Mientras, la Diputación se veía obligaba a jugar a la defensiva. Con sus galeras centradas en la protección de Barcelona y del litoral ampurdanés, poco margen para la iniciativa les quedaba. Y sin embargo, a partir de 1464, ya se libraba una dura batalla en torno a la isla de Menorca, donde la revolución había triunfado. Atrincherados en el puerto de Maó, las fuerzas leales a la Diputación se propusieron resistir el constante acoso de las tropas del lugarteniente Blanes y del procurador real Francesc Burguès. El control del puerto revestía una importancia estratégica para la Generalitat, dado que, tras la derrota de los rebeldes en Mallorca i la caída de Ciutadella, Maó era su única base de operaciones en las islas.

A pesar de su relativa inferioridad numérica, la estrategia de la Generalitat dio sus frutos, por lo menos en Baleares. Maó resistiría hasta el final de la guerra, durante casi 8 años de bloqueo y asedios intermitentes. Pero al final, la evolución del conflicto en el continente y el desplome del comercio harían que esa victoria se quedara en nada. La flota del Principado no podía estar en todos los sitios a la vez, y poco podía hacer para defenderse de los aguijonazos del almirante Vilamarí, que se dedicó a hostilizar la costa catalana casi sin oposición. Sus mayores éxitos fueron, sin lugar a duda, el bloqueo total de Amposta y Tortosa, y la toma del puerto de Cadaqués, en el norte, con la ayuda de un pequeño ejército mallorquín. El único intento por parte de la Diputación de enfrentarse a las galeras de Vilamarí acabó con la huida y persecución de la pequeña escuadra del Principado, que tuvo que buscar refugio en Marsella tras fracasar en su objetivo de romper el bloqueo de Amposta.

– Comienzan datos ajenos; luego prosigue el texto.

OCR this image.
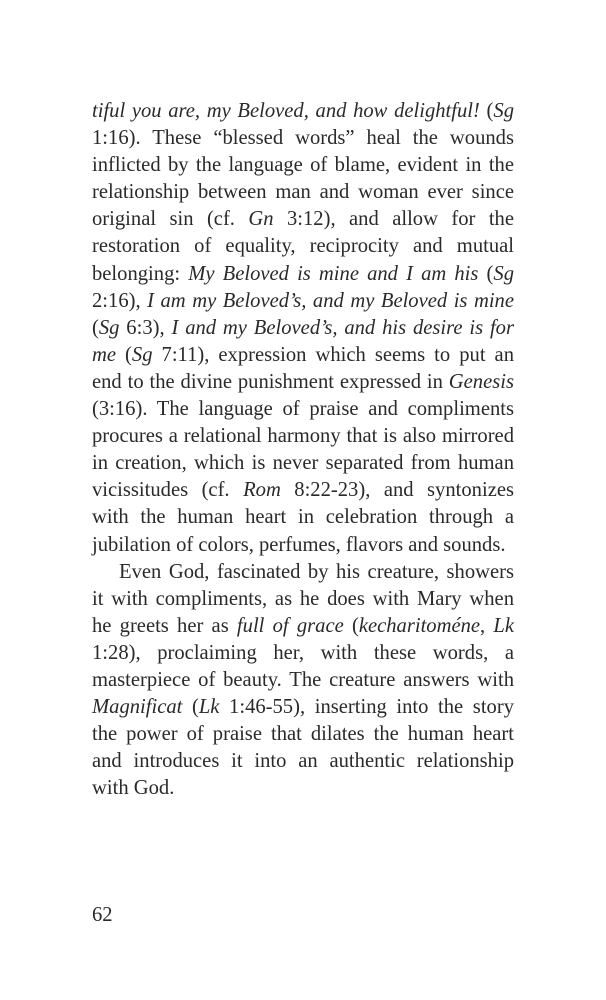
tiful you are, my Beloved, and how delightful! (Sg 1:16). These “blessed words” heal the wounds inflicted by the language of blame, evident in the relationship between man and woman ever since original sin (cf. Gn 3:12), and allow for the restoration of equality, reciprocity and mutual belonging: My Beloved is mine and I am his (Sg 2:16), I am my Beloved’s, and my Beloved is mine (Sg 6:3), I and my Beloved’s, and his desire is for me (Sg 7:11), expression which seems to put an end to the divine punishment expressed in Genesis (3:16). The language of praise and compliments procures a relational harmony that is also mirrored in creation, which is never separated from human vicissitudes (cf. Rom 8:22-23), and syntonizes with the human heart in celebration through a jubilation of colors, perfumes, flavors and sounds.

Even God, fascinated by his creature, showers it with compliments, as he does with Mary when he greets her as full of grace (kecharitoméne, Lk 1:28), proclaiming her, with these words, a masterpiece of beauty. The creature answers with Magnificat (Lk 1:46-55), inserting into the story the power of praise that dilates the human heart and introduces it into an authentic relationship with God.

62
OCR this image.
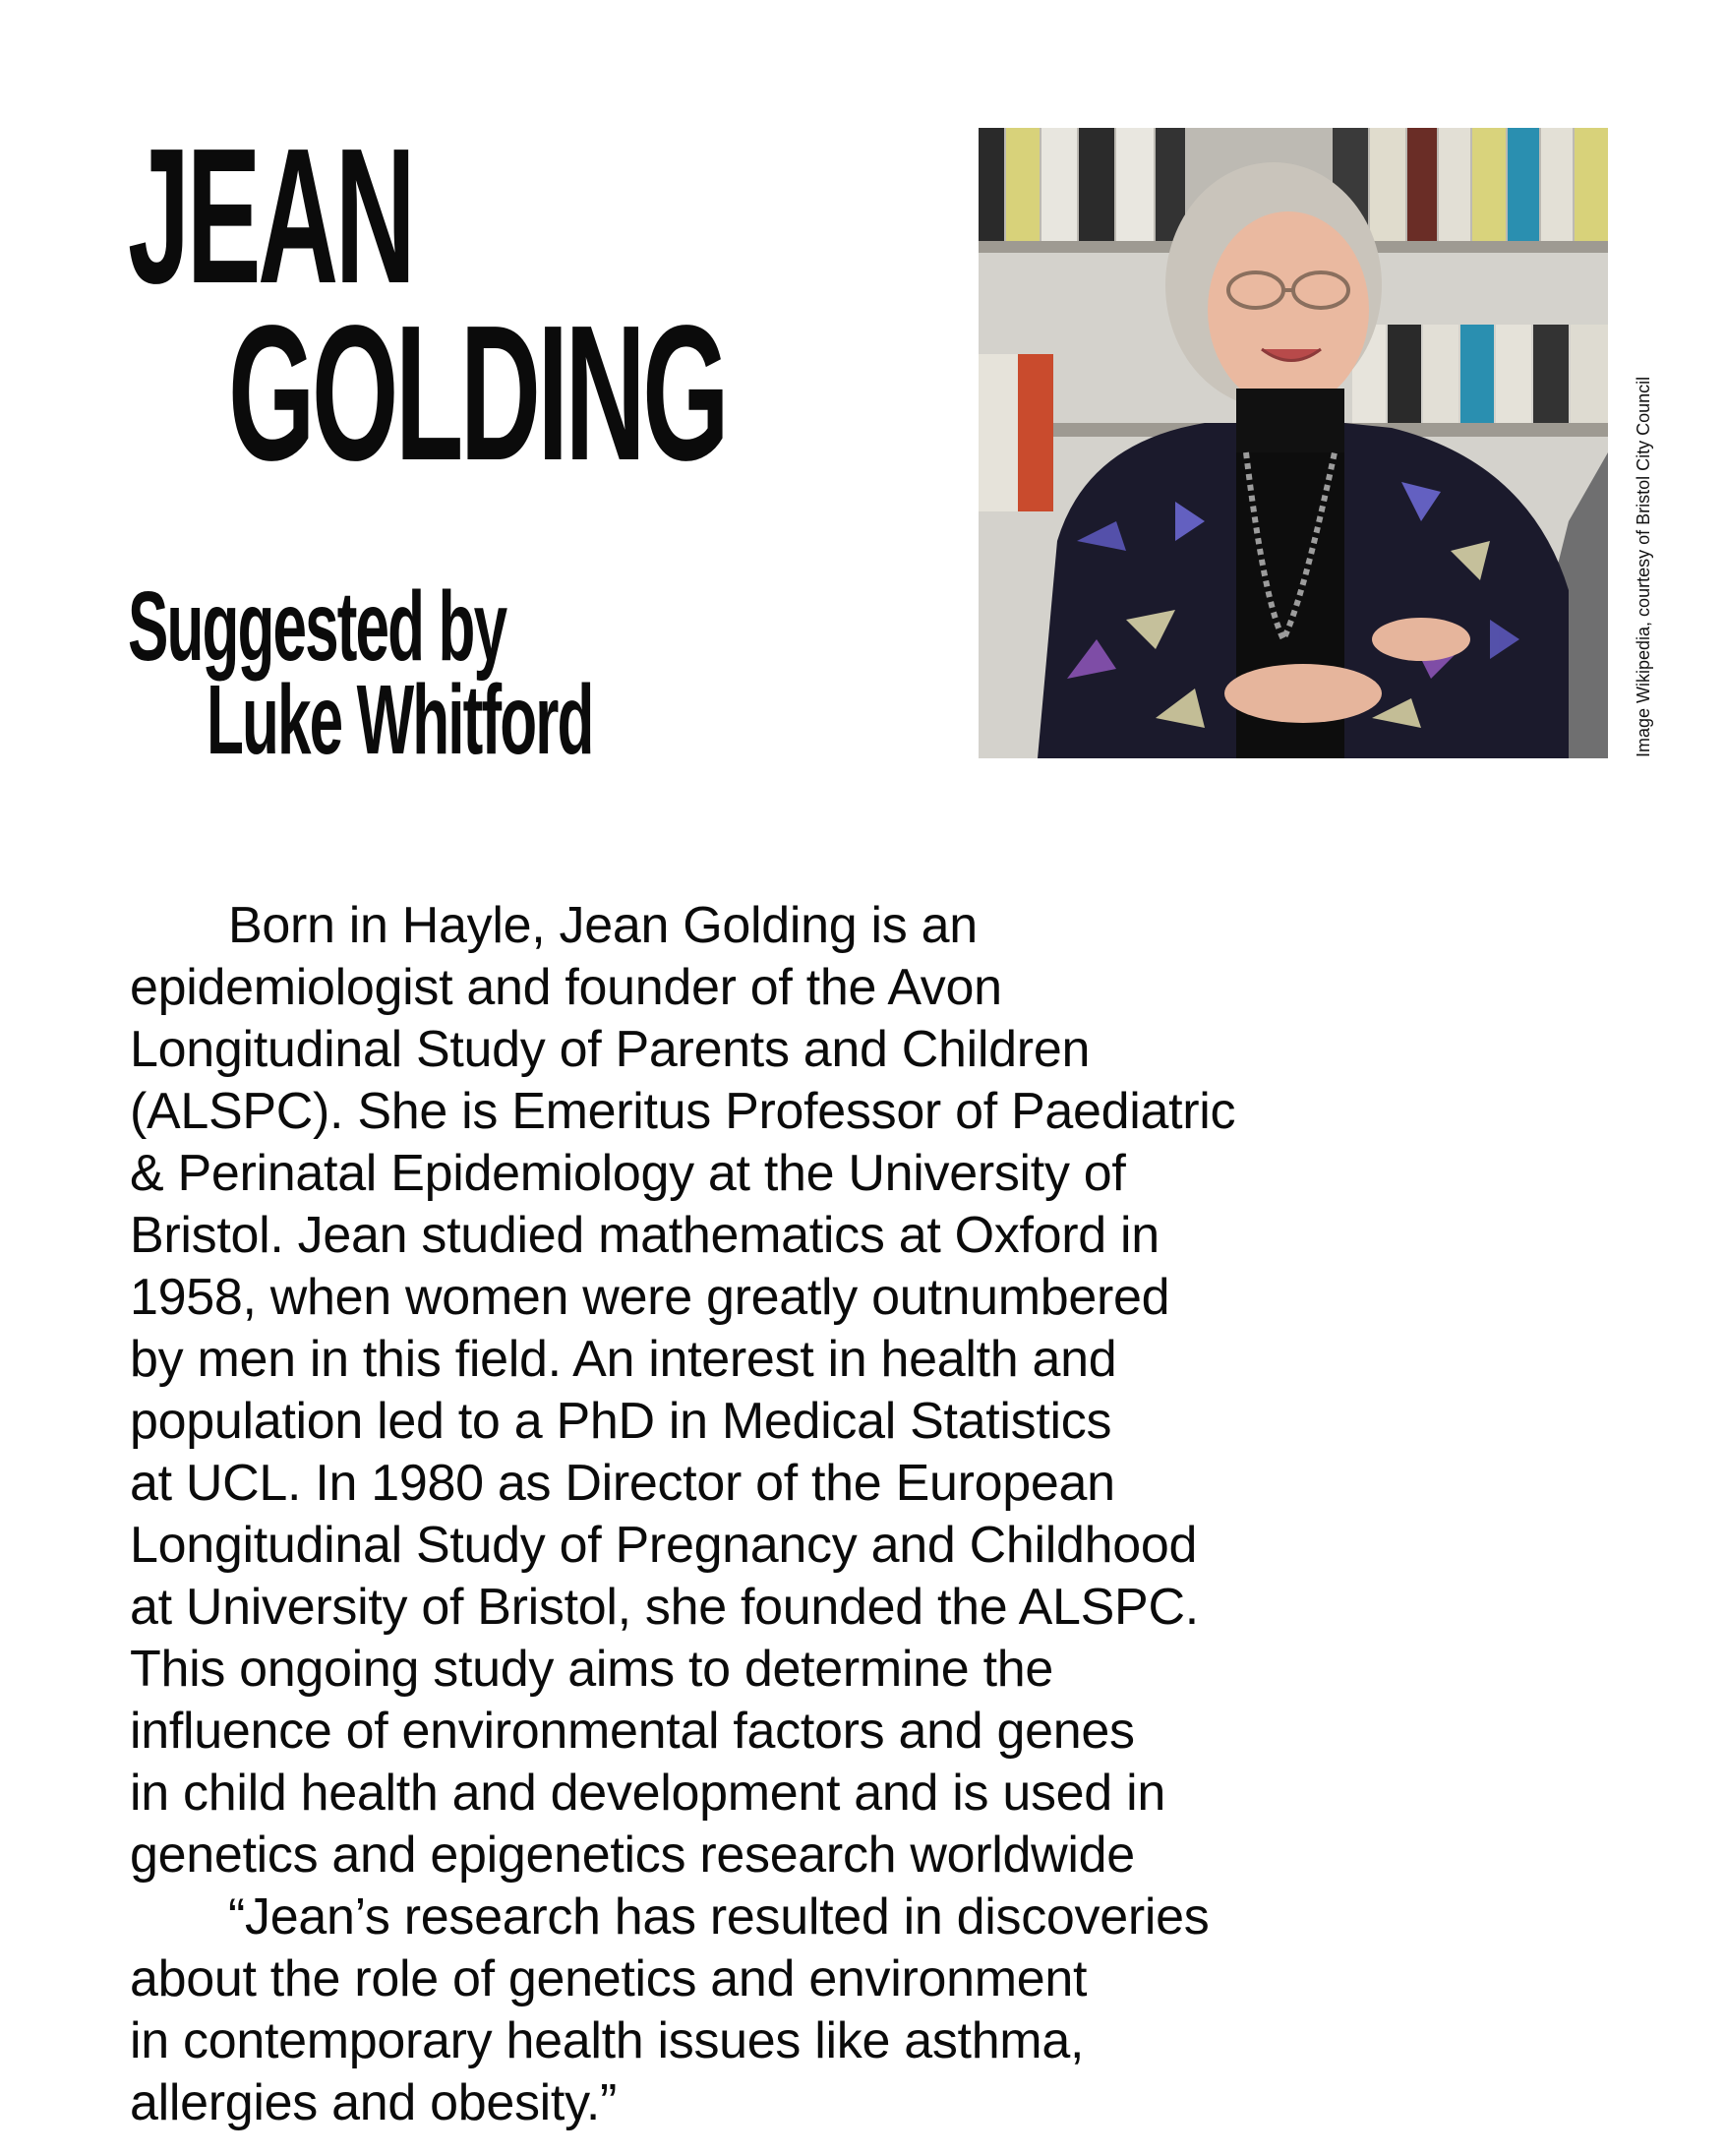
JEAN
GOLDING
Suggested by
Luke Whitford	Image Wikipedia, courtesy of Bristol City Council
Born in Hayle, Jean Golding is an
epidemiologist and founder of the Avon
Longitudinal Study of Parents and Children
(ALSPC). She is Emeritus Professor of Paediatric
& Perinatal Epidemiology at the University of
Bristol. Jean studied mathematics at Oxford in
1958, when women were greatly outnumbered
by men in this field. An interest in health and
population led to a PhD in Medical Statistics
at UCL. In 1980 as Director of the European
Longitudinal Study of Pregnancy and Childhood
at University of Bristol, she founded the ALSPC.
This ongoing study aims to determine the
influence of environmental factors and genes
in child health and development and is used in
genetics and epigenetics research worldwide
“Jean’s research has resulted in discoveries
about the role of genetics and environment
in contemporary health issues like asthma,
allergies and obesity.”
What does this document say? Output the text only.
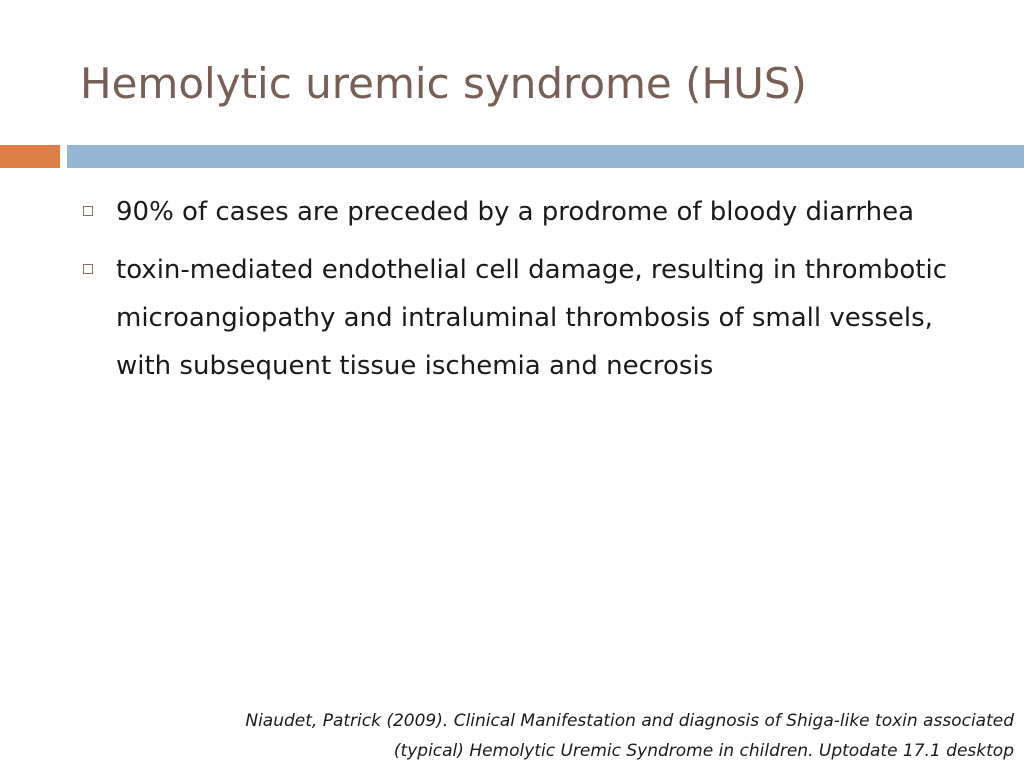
Hemolytic uremic syndrome (HUS)
90% of cases are preceded by a prodrome of bloody diarrhea
toxin-mediated endothelial cell damage, resulting in thrombotic microangiopathy and intraluminal thrombosis of small vessels, with subsequent tissue ischemia and necrosis

Niaudet, Patrick (2009). Clinical Manifestation and diagnosis of Shiga-like toxin associated
(typical) Hemolytic Uremic Syndrome in children. Uptodate 17.1 desktop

Las señales de agotamiento en el mar se hicieron más y más evidentes a medida que la situación económica empeoraba. Armar galeras costaba dinero, y la Diputación no iba precisamente sobrada. A partir de 1466, el Mediterráneo era de Juan II, que ahora además contaba con la ayuda de su otro gran almirante, Lluís de Requesens, comandante de la escuadra de Nápoles. Además, Francesc de Pinós, almirante de la Diputación, se vio inmerso en un complot contra Pedro de Portugal y acabó preso y víctima de torturas. Tras su liberación, se unió al bando realista. A finales de la década, la revolución había ya renunciado por completo a plantar cara en el mar, entre otras cosas porque, desde la llegada de Renée de Anjou al trono, recibía suministros y tropas por tierra, desde Francia.